Lucius Chickering glowered at his superior. Cooper Main intimidated and annoyed him. He was a Palmetto State man who acted more like a Yankee. He slopped around in mud and water as if appearances didn't matter. While the others stood by, Cooper carefully screwed the detonator plug into the canister fuse. His trousers and shirt sleeves soaking wet, he launched the driftwood torpedo and watched it turn aimlessly in the water. Five minutes later a flash of flame marked its detonation against the far bank. It had sailed past the target with twenty feet to spare.
Curtly, Cooper said to one of the helpers, "Row out there and tow the barrels in. You" — to the other helper — "load the tools in the wagon." Muttering, the helper picked up a long crosscut saw, which hummed a sad note.
The sun was down, starlight shone, frogs croaked in the sweet Virginia night. The helper grumbled and swore, sneezed again, then said to Chickering, "I'll tell Mallory the design's a failure, like the raft torpedo before it and the keg torpedo before that."

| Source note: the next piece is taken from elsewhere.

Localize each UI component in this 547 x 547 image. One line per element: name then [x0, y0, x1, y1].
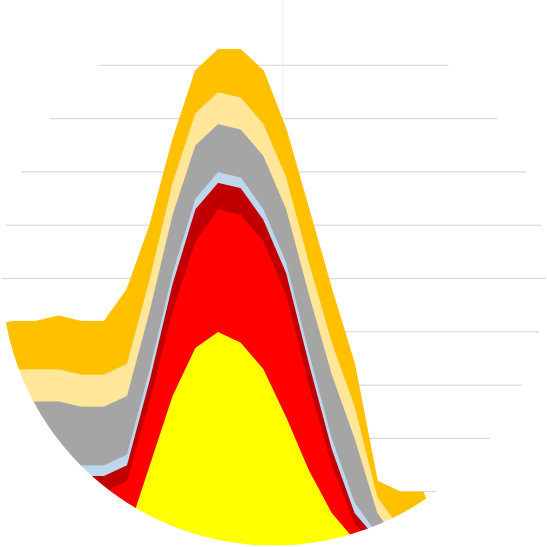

"Sir, with all respect" — having exploded, Chickering was calmer now — "why do we keep on with these fruitless experiments? Our work is so peculiar, we're the butt of jokes in every other department."
"Be thankful, Lucius. Snide remarks will never wound you the way bullets do."
Chickering colored at the suggestion that he might be happy to avoid hazardous duty. But he said nothing because Main's authority was not to be questioned; he and Mallory were close as two peas. Still, more than one person whispered that the new man was unbalanced. Something to do with his son drowning on the voyage from Nassau to Wilmington.